La zattera della Medusa: intrecci di umanità (e disumanità)

Gericault,Theodore (1791-1824)Intrecci di umanità. Il quadro di questo mese “La zattera della Medusa” (Le Radeau de la Méduse) , di Théodore Géricault, realizzato nel 1818-19, conservato al Louvre di Parigi.

Il celebre dipinto rappresenta in maniera forte e cruda, un momento preciso degli avvenimenti successivi al naufragio della fregata francese Méduse, avvenuto il 5 luglio 1816 davanti alle coste dell’attuale Mauritania, un fatto di cronaca di quel tempo; ciò che accade alla nave e il tentativo di sopravvivere , generato a causa di negligenze e superficialità da parte del comandante Hugues Duroy de Chaumareys. L’unico eroe in questa toccante storia è “l’umanità” .

Non esaminiamo il dipinto dal punto di vista cromatico e tecnico, nè le influenze che la pittura successiva ed alcuni artisti ne hanno ricevuto. Vogliamo osservarlo dal punto di vista umano ed umanitario, confrontandolo e focalizzandolo con i tragici fatti attuali, le spaventose ondate migratorie di profughi e migranti che cercano di arrivare sulle nostre coste, le morti in mare, il tentativo di fuggire morte e guerra, le contraddizioni e le speculazioni che la politica bottegaia , perfettamente trasversale, mostra.

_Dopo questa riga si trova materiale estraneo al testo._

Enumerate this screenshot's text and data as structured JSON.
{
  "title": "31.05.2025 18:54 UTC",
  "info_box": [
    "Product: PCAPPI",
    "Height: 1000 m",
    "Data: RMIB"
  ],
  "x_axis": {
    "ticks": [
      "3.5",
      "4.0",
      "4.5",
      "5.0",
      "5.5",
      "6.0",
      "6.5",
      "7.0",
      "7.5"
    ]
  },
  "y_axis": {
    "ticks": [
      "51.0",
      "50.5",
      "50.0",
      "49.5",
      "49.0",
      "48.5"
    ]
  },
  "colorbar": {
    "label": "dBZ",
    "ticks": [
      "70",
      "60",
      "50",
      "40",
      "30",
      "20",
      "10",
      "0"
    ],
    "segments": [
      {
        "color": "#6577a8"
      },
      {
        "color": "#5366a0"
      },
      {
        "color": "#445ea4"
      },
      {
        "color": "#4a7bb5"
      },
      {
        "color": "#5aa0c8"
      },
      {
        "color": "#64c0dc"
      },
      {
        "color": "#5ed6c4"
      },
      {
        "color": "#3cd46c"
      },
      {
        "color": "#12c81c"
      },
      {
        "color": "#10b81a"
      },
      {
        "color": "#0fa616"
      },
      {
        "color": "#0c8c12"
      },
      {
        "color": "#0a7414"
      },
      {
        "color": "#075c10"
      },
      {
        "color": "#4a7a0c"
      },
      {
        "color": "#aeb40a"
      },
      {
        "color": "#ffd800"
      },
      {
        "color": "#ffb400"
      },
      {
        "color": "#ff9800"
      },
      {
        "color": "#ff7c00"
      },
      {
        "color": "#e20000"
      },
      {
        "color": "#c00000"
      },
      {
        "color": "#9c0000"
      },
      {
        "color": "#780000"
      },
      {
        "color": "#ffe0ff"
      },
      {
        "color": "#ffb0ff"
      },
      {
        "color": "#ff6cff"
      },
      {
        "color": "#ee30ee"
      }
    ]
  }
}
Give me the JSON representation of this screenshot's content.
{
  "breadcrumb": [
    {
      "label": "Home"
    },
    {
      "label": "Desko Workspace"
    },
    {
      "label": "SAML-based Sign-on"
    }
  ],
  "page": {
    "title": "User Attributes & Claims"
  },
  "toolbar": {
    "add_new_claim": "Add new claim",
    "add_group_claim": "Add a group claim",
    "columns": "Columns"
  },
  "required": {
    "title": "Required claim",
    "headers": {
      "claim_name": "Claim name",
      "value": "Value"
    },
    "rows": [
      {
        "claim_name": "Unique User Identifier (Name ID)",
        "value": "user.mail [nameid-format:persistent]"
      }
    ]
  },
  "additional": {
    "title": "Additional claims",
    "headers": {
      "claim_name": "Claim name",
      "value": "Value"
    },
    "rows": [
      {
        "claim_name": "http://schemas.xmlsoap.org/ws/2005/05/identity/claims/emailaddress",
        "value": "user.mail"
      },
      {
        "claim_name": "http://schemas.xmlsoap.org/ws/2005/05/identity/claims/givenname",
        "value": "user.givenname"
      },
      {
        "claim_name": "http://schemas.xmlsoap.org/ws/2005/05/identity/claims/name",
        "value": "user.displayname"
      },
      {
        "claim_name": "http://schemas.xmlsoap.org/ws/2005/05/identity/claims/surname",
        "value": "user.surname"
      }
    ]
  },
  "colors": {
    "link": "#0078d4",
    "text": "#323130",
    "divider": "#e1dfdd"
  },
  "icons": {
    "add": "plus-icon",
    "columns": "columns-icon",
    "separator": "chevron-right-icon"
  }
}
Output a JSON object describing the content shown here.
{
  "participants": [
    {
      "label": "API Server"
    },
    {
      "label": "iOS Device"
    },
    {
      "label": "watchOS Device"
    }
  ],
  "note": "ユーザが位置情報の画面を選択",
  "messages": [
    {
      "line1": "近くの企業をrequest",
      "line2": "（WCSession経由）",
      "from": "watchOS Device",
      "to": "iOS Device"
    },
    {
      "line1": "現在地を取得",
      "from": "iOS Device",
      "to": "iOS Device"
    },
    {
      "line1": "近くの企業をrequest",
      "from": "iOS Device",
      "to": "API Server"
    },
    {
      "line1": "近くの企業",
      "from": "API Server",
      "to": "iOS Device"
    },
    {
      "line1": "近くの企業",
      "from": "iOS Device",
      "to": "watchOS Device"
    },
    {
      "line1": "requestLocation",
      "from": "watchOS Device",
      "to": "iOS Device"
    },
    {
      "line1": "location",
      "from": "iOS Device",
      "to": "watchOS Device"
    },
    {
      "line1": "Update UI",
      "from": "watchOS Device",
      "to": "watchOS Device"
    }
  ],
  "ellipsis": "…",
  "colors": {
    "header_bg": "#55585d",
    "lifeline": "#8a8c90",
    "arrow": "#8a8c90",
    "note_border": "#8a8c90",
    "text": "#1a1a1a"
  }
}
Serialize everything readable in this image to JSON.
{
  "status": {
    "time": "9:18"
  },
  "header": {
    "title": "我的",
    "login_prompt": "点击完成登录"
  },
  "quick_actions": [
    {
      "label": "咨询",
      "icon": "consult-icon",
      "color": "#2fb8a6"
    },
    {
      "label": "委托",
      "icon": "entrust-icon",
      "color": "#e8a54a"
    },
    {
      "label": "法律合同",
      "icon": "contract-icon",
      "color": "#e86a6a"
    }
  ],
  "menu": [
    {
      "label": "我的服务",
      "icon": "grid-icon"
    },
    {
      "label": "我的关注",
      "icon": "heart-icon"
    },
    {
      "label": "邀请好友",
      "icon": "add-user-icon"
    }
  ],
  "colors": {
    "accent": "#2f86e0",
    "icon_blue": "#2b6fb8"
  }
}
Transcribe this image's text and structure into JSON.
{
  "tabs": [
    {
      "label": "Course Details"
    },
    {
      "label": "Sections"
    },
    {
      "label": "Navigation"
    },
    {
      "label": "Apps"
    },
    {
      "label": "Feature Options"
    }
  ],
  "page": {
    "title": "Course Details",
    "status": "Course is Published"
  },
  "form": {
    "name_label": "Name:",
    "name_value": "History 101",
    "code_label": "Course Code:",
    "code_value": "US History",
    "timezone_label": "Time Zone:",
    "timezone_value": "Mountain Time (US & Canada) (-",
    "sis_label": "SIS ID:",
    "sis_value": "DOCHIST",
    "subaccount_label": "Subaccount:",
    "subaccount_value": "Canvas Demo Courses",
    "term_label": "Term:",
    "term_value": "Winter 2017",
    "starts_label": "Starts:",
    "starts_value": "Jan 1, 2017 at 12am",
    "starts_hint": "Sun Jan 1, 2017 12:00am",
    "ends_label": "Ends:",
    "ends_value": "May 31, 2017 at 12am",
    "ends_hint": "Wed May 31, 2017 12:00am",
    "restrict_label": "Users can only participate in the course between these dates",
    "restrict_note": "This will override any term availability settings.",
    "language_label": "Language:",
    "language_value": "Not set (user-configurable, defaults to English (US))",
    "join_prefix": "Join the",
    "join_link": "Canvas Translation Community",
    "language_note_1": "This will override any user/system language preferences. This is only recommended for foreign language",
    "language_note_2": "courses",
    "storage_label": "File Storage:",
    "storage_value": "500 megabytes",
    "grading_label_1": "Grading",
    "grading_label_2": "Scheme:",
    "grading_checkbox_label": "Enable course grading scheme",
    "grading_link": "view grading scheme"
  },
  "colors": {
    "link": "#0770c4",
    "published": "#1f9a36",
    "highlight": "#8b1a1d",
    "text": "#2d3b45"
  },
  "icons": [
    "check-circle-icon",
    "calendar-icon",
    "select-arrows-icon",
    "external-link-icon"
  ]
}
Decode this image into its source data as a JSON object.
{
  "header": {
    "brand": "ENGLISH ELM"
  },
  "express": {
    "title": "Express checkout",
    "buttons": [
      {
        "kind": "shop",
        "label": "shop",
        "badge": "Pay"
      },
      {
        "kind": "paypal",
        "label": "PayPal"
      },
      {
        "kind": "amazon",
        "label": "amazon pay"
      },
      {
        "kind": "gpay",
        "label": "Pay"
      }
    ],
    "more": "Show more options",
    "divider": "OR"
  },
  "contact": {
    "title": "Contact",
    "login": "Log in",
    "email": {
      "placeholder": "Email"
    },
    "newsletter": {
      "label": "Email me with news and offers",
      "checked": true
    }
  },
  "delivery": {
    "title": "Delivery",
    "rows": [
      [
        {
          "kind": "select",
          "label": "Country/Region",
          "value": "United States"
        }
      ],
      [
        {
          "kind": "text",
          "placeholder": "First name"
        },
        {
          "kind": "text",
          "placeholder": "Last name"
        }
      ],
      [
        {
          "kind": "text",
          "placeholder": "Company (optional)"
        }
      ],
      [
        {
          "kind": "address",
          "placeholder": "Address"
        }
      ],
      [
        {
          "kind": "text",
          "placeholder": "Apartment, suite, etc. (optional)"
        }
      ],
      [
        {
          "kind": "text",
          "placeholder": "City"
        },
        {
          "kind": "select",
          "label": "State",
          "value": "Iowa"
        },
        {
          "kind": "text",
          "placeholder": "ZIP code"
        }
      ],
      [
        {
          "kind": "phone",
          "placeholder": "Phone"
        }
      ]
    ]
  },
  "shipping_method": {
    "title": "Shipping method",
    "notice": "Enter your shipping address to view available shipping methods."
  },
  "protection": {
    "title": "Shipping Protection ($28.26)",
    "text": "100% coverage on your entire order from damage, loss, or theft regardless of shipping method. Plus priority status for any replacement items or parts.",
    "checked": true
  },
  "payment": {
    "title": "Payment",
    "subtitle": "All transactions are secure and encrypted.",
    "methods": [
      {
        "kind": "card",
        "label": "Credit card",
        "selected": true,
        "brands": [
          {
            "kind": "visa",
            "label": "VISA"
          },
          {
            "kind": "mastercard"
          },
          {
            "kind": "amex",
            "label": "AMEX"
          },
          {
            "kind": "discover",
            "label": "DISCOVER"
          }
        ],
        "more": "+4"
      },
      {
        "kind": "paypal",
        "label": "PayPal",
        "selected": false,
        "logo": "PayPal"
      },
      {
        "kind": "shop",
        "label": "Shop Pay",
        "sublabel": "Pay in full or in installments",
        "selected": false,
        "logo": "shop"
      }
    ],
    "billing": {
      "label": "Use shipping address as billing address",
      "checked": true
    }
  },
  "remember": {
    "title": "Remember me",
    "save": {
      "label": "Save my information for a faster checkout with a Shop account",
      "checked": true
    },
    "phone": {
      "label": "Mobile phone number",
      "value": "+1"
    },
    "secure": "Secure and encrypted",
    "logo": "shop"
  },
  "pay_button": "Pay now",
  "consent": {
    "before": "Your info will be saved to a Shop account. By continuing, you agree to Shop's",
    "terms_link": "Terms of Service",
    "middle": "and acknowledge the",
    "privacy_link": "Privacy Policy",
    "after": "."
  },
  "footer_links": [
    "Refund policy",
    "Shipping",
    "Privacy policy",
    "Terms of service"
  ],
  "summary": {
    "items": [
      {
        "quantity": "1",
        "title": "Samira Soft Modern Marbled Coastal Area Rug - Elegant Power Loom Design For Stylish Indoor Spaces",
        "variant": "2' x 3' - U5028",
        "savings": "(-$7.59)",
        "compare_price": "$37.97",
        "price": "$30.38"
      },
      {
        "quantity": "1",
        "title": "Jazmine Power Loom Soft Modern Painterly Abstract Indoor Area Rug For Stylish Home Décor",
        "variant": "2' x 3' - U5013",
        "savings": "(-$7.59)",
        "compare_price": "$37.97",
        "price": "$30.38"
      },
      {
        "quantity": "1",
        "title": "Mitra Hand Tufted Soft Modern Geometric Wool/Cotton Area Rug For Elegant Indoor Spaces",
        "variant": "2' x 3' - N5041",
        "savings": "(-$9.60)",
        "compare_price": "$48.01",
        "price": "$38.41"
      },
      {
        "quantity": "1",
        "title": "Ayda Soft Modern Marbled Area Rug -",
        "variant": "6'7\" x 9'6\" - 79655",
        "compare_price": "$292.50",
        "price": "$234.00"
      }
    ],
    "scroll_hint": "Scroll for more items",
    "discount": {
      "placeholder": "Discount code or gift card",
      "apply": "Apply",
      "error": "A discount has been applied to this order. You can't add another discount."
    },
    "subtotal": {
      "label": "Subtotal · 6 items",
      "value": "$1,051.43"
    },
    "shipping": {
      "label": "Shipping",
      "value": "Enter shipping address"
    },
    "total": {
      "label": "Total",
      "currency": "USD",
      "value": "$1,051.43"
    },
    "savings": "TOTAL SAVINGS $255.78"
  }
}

Questo notissimo quadro mostra con reale crudezza e verità l’umanità ma anche la disumanità, riportandoci ferocemente ai nostri giorni. Barcone migranti 2L’artista ha voluto mostrare la falsità , l’inganno della speranza e della sofferenza inutile, e nel peggiore dei casi, l’istinto umano basilare di sopravvivere. Dopo due settimane di deriva, i naufraghi scorgono una nave, l’Argus, che tenterà di salvarli ed accoglierli. La zattera è popolata dai sopravvissuti al tragico incidente; in una sorta di piramide umana, i corpi si ammassano, distinguendosi, in un corpo unico dove il panico, la disperazione, prendono il sopravvento. Un uomo anziano in primo piano regge sulle ginocchia le spoglie del figlio morto, un altro nel pieno di un pianto senza freni, in uno sfogo di paura e terrore, sgomento. Un ammasso di corpi dai volti pallidi e bianchi occupa la parte inferiore del dipinto, persone sfinite e morte in attesa di essere trasportate via dalla corrente. Gli uomini al centro, invece, hanno appena scorto la Argus e quindi cercano di attirarne l’attenzione.

Le scialuppe di salvataggio erano poche e molte persone persero la vita, in un groviglio umano di corpi, molti morti, alcuni mangiati dagli stessi naufraghi per sopravvivere, un groviglio di disperazione, crudeltà e disperato bisogno di farcela.

Il dipinto manca volutamente di un eroe, non ci sono eroi da celebrare o mostrare, qui il punto nevralgico e doloroso è rappresentato da persone comuni e l’unica motivazione che muove i naufraghi è la sopravvivenza.

Il difficile equilibrio tra umanità e sopravvivenza, la vulnerabilità della condizione umana, tra inermità e sopravvivenza; “laggiù” è un luogo che , abbiamo visto, può succedere ovunque e ovunque può succedere quello che è successo “laggiù”.